Sign the new addendum. We’ve added a supplementary agreement to the main contract. Take a look here.
Watch out for banned platforms. Just like companies, freelancers need to steer clear of prohibited resources.
Where You Can’t Advertise Anymore
Starting September 1, 2025, three types of platforms are completely off-limits:
1. Platforms Run by Undesirable Organizations
Any internet property belonging to foreign or international organizations on Russia’s official undesirable list. That covers their websites, social accounts, news sites – basically anything connected to these organizations.
2. Resources of Banned Extremist and Terrorist Groups
Websites and accounts belonging to organizations (including public and religious groups) that Russian courts have banned under anti-extremism or anti-terrorism laws. This sweeps up information resources from all extremist organizations prohibited in Russia.
3. Blocked Platforms
Any internet resource that’s officially blocked in Russia is off-limits for ads. Russia blocks sites for various reasons – personal data violations, extremist content, illegal material.
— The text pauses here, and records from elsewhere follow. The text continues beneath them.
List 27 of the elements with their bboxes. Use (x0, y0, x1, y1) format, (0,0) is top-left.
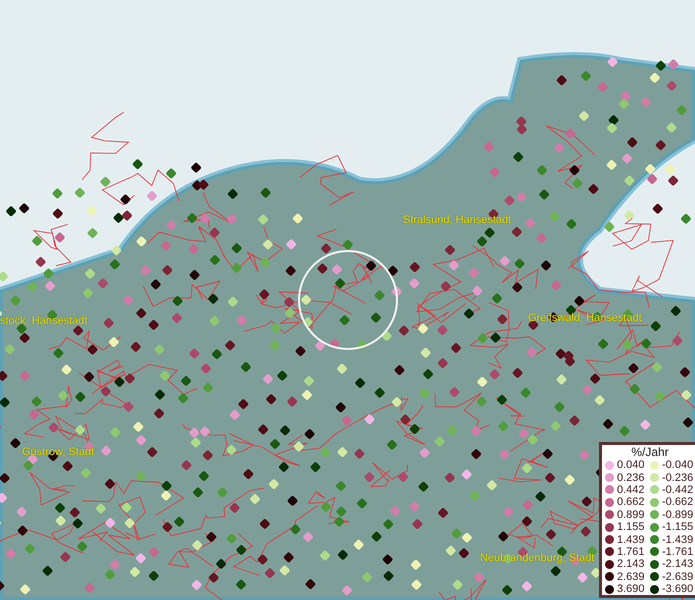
legend-value: -2.639 (662, 570, 694, 583)
legend-value: 1.761 (617, 546, 646, 558)
legend-title: %/Jahr (630, 445, 670, 459)
legend-value: -3.690 (662, 583, 694, 596)
legend-value: -0.236 (662, 472, 694, 484)
legend-value: 2.639 (617, 570, 646, 583)
legend-value: 3.690 (617, 583, 646, 596)
legend-value: 0.899 (617, 508, 646, 521)
legend-value: 1.155 (617, 521, 646, 534)
legend-value: 2.143 (617, 558, 646, 570)
legend-value: 0.040 (617, 459, 646, 472)
legend-value: 1.439 (617, 534, 646, 546)
legend-value: -0.040 (662, 459, 694, 472)
legend-value: 0.662 (617, 496, 646, 508)
legend-value: -0.442 (662, 484, 694, 496)
legend-value: 0.442 (617, 484, 646, 496)
legend-value: 0.236 (617, 472, 646, 484)
place-label: Stralsund, Hansestadt (403, 214, 512, 226)
legend-value: -0.899 (662, 508, 694, 521)
legend-value: -1.155 (662, 521, 694, 534)
legend-value: -1.439 (662, 534, 694, 546)
legend-value: -1.761 (662, 546, 694, 558)
place-label: Güstrow, Stadt (22, 446, 94, 458)
place-label: Neubrandenburg, Stadt (480, 552, 594, 564)
place-label: stock, Hansestadt (0, 315, 88, 327)
legend-value: -0.662 (662, 496, 694, 508)
legend-value: -2.143 (662, 558, 694, 570)
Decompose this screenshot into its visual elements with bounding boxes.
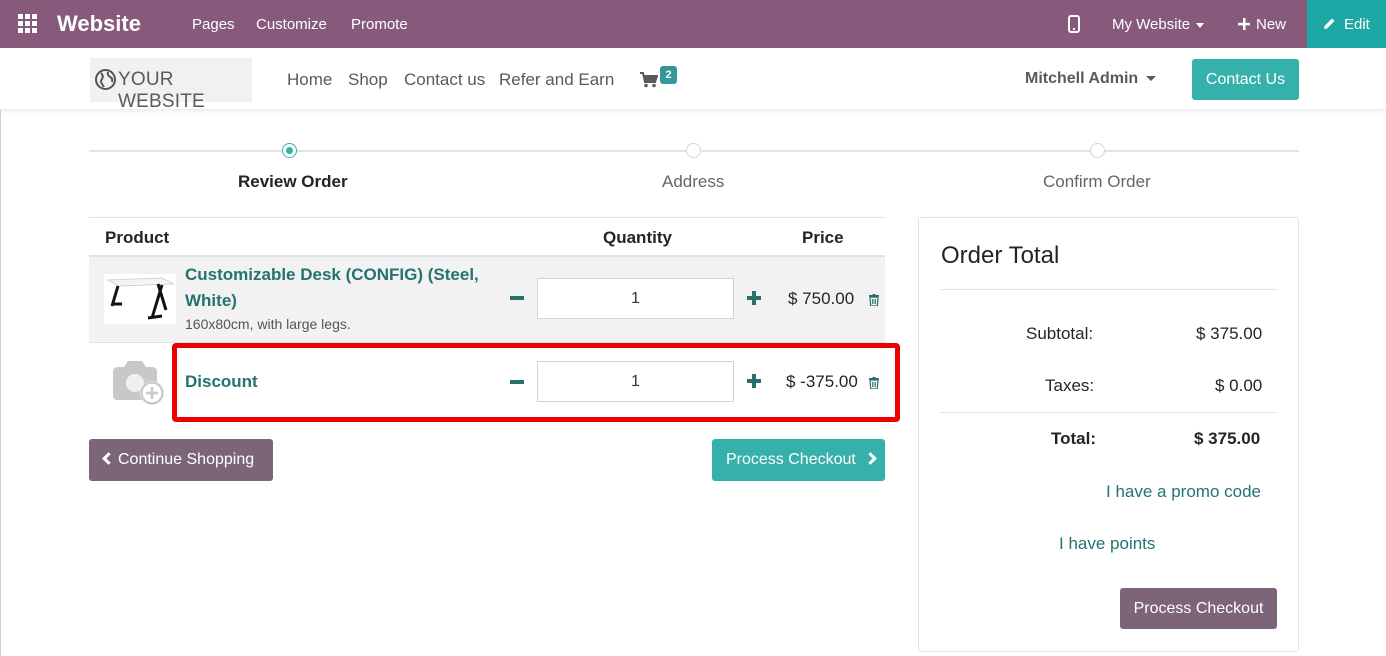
process-checkout-button[interactable]: Process Checkout	[712, 439, 885, 481]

This includes everything in Roskomnadzor’s registry (pirate sites, platforms with banned content, etc.) plus foreign agent media sites with restricted access.
The law defines “information resource” broadly – any internet platform qualifies, including websites, social media pages, apps, and accounts on information platforms. This means the ban applies to social networks, messengers, news sites, blogs, and all other online resources that fall into these categories.
How to Check if a Platform is Safe
Want to know if you can advertise somewhere? Run it through these official registries:
Here’s the rule: if the platform or its owner doesn’t appear in any of these lists, and the resource isn’t blocked – you’re good to advertise there. If there’s a match, it’s safer to avoid that platform to prevent potential fines.